Duty Holders and the Construction Phase Plan

Client

As a main duty holder the Client must ensure that a Construction Phase Plan is available and checked before commencement of any works on site. The Client may well ask/appoint another qualified person to help them in their assessment of the Construction Phase Plan. However the ultimate responsibility is theirs.

Designer & Principal Designer

When the Designer and/or Principal Designer produce the Pre-Construction Information they will have identified all the issues they believe the Principal Contractor should address in the Construction Phase plan. They should check that the Construction Phase Plan addresses the identified issues sufficiently. Although the Designer or Principal Designer does not have to 'approve' the Construction Phase Plan they should make sure that one exists before construction commences and that thy are happy with its content.
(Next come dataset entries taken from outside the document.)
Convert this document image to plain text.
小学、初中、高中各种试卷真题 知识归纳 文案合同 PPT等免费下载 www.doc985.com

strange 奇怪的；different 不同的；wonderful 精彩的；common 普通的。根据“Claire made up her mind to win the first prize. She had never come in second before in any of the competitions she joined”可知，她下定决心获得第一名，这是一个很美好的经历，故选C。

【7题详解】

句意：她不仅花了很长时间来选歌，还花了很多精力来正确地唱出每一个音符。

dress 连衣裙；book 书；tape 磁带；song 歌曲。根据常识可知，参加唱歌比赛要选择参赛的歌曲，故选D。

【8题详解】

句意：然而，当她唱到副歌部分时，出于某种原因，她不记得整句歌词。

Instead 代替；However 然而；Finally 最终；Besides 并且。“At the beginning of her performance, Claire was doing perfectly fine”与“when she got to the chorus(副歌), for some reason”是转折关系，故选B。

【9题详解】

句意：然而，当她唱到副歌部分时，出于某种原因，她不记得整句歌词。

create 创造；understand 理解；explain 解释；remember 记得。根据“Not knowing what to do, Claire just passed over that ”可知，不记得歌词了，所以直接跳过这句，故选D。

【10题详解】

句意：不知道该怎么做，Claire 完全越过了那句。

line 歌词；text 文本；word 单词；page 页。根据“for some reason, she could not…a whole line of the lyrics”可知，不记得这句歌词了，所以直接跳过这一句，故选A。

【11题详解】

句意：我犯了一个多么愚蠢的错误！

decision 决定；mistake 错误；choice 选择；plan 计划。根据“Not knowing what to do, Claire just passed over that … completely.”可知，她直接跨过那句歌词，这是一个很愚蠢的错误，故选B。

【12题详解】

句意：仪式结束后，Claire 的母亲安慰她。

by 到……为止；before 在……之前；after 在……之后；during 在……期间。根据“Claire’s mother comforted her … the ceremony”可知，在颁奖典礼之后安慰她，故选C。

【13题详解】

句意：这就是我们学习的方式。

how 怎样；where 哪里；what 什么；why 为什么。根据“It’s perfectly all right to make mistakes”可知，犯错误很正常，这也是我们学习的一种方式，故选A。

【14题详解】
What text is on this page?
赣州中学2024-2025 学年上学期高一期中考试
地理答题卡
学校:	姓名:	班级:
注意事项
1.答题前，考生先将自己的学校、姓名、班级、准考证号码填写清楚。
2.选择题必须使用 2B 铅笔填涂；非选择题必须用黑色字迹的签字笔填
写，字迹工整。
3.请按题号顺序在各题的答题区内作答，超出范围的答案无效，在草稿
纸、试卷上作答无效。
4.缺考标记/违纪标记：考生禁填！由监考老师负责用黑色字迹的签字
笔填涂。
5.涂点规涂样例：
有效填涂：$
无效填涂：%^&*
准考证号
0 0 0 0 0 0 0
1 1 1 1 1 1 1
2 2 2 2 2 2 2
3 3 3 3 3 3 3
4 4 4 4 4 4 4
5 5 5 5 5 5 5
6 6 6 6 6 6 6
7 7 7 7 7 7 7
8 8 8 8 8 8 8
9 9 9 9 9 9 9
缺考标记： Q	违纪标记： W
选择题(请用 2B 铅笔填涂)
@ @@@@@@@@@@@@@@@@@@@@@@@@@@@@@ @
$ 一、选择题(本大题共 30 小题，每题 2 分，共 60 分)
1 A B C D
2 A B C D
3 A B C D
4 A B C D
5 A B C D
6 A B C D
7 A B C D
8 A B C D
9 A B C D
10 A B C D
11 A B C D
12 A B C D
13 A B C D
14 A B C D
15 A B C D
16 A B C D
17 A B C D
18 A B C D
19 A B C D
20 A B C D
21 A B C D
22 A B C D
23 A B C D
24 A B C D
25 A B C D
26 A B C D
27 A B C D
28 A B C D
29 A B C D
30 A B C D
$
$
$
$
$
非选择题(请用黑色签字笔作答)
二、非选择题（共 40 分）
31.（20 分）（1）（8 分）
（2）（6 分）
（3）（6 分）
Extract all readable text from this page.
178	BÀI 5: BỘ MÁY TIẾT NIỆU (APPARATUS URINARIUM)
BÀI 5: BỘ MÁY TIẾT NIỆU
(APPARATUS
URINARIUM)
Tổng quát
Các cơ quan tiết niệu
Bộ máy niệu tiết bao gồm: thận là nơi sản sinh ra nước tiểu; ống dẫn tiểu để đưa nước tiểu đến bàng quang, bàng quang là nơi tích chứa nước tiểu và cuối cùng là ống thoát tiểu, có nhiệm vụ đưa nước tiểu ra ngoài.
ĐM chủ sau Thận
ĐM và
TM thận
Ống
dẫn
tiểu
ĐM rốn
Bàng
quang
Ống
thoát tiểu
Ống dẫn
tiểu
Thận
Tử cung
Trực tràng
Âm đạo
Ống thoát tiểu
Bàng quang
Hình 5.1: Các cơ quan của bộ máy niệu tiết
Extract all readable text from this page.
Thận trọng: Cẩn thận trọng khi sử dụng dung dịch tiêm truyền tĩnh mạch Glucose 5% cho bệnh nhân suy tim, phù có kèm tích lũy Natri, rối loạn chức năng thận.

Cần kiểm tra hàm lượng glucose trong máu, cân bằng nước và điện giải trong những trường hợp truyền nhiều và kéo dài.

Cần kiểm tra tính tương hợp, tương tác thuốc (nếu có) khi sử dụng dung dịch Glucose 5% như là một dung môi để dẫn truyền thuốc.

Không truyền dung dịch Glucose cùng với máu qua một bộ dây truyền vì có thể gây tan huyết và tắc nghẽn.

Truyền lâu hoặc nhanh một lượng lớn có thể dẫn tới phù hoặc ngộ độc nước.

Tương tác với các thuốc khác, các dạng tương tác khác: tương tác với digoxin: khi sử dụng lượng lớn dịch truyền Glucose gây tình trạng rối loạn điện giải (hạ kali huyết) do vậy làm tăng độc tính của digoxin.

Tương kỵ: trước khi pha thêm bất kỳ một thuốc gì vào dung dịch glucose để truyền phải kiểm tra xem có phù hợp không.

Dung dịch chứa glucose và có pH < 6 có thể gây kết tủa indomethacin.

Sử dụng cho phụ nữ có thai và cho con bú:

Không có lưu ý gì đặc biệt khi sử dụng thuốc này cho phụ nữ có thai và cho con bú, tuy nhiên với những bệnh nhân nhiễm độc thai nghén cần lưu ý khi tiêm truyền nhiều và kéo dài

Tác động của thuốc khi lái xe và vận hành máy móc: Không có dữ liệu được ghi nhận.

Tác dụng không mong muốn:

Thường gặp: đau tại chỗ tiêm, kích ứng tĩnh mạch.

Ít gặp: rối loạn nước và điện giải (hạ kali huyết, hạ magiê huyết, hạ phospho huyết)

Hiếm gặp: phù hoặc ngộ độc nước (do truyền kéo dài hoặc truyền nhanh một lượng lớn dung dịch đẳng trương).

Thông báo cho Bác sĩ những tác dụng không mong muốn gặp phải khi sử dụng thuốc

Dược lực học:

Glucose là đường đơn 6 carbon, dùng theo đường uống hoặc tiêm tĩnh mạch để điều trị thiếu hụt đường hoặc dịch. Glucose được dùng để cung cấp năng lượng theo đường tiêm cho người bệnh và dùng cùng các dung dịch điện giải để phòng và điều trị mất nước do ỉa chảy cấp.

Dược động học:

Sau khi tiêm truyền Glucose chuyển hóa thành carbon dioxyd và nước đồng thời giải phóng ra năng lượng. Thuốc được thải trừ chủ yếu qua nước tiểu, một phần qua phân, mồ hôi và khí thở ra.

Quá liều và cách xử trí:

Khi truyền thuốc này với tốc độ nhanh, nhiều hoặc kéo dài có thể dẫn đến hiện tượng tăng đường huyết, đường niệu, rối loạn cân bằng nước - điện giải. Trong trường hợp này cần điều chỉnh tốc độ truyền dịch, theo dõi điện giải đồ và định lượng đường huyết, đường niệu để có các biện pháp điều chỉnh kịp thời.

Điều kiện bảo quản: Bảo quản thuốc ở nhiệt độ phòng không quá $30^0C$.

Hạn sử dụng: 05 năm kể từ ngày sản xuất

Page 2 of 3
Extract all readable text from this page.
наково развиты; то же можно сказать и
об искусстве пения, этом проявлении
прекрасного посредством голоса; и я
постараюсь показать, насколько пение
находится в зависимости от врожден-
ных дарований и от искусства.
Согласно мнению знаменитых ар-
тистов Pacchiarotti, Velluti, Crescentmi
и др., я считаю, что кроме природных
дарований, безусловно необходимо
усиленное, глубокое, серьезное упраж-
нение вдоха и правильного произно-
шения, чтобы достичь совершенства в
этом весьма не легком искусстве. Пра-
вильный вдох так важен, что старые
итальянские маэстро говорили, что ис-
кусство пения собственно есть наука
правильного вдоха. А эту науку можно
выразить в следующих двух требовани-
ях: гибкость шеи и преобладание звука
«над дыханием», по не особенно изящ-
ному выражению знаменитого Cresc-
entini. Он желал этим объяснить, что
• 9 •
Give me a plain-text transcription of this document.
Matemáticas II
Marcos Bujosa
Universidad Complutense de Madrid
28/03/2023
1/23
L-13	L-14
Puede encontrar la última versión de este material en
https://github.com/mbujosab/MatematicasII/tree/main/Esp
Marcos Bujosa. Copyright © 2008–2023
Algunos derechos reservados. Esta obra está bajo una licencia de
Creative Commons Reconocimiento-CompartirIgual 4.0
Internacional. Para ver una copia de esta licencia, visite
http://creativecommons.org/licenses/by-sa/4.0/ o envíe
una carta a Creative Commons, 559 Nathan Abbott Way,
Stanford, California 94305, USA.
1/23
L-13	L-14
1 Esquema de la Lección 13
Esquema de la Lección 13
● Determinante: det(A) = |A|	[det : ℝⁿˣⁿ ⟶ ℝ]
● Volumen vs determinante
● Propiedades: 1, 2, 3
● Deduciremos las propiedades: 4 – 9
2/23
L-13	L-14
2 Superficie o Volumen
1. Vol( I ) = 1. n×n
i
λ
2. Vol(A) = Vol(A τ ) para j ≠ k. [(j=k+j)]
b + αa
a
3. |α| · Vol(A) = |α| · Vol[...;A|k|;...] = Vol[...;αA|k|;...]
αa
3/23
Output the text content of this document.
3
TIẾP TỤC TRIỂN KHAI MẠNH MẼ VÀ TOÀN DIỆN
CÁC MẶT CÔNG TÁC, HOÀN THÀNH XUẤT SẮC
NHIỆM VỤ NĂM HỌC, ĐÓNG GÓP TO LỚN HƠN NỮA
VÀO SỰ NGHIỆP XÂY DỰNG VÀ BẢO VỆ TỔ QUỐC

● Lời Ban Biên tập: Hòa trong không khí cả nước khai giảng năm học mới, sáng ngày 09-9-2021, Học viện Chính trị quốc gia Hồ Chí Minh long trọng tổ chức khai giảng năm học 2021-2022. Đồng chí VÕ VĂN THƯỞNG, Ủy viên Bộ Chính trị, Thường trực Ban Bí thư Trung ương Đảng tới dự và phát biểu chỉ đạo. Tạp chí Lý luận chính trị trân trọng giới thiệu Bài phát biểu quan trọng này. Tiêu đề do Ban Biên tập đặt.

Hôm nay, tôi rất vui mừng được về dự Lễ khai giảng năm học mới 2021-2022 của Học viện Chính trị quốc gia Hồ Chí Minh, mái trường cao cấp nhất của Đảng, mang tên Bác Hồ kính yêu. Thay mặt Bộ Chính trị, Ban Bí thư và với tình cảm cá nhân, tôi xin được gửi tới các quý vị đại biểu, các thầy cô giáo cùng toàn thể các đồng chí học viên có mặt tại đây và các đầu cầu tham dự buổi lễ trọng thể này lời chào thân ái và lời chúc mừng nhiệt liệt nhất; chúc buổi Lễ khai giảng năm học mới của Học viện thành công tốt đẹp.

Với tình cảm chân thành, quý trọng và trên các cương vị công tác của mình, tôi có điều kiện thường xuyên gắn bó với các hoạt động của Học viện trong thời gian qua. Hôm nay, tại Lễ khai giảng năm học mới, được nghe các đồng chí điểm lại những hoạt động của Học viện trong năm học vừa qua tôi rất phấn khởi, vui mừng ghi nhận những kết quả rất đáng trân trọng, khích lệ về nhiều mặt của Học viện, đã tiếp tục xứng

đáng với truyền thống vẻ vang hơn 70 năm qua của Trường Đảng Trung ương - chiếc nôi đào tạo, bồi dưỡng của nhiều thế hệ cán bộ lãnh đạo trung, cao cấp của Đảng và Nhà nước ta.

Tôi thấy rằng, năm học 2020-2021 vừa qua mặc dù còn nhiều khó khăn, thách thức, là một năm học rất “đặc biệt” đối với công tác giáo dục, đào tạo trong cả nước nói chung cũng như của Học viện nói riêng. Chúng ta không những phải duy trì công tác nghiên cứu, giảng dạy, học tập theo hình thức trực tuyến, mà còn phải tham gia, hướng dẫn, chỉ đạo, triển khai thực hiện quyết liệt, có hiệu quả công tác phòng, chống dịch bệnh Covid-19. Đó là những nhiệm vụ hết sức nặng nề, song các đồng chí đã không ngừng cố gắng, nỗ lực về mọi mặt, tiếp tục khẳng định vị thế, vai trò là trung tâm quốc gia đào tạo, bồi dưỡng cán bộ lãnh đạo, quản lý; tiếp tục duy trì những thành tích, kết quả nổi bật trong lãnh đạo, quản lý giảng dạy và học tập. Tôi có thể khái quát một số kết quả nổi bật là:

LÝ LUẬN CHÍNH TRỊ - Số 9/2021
Contractor and Principal Contractor

The Contractor or Principal Contractor (if there is more than 1 contractor on site) is responsible for the production of the Construction Phase Plan. This plan should address any safety, design or health issues that were identified in the Pre-Construction Plan provided. Additionally it should indicate what measure need to be taken during the works on site to ensure safe working as well and management arrangements.

Amendments to the Construction Phase Plan

The Principal Contractor has an absolute duty to prepare the Construction Phase Plan prior to construction commencement, and develop, communicate, implement and amend the plan as necessary to maintain its sufficiency to effectively plan, manage and monitor the construction work. This should ensure that the work is performed, so far as reasonably practicable, without risks to health and safety.

Welfare facilities

On CDM projects the client must ensure that the principal contractor has made suitable arrangements for the site welfare facilities, taking into account the numbers of workers expected to work on the site, the site conditions and the project tasks, prior to allowing construction to commence.

The Principal Designer or another competent professional (with sufficient skills, knowledge and expertise in this area) may well assist the client with this.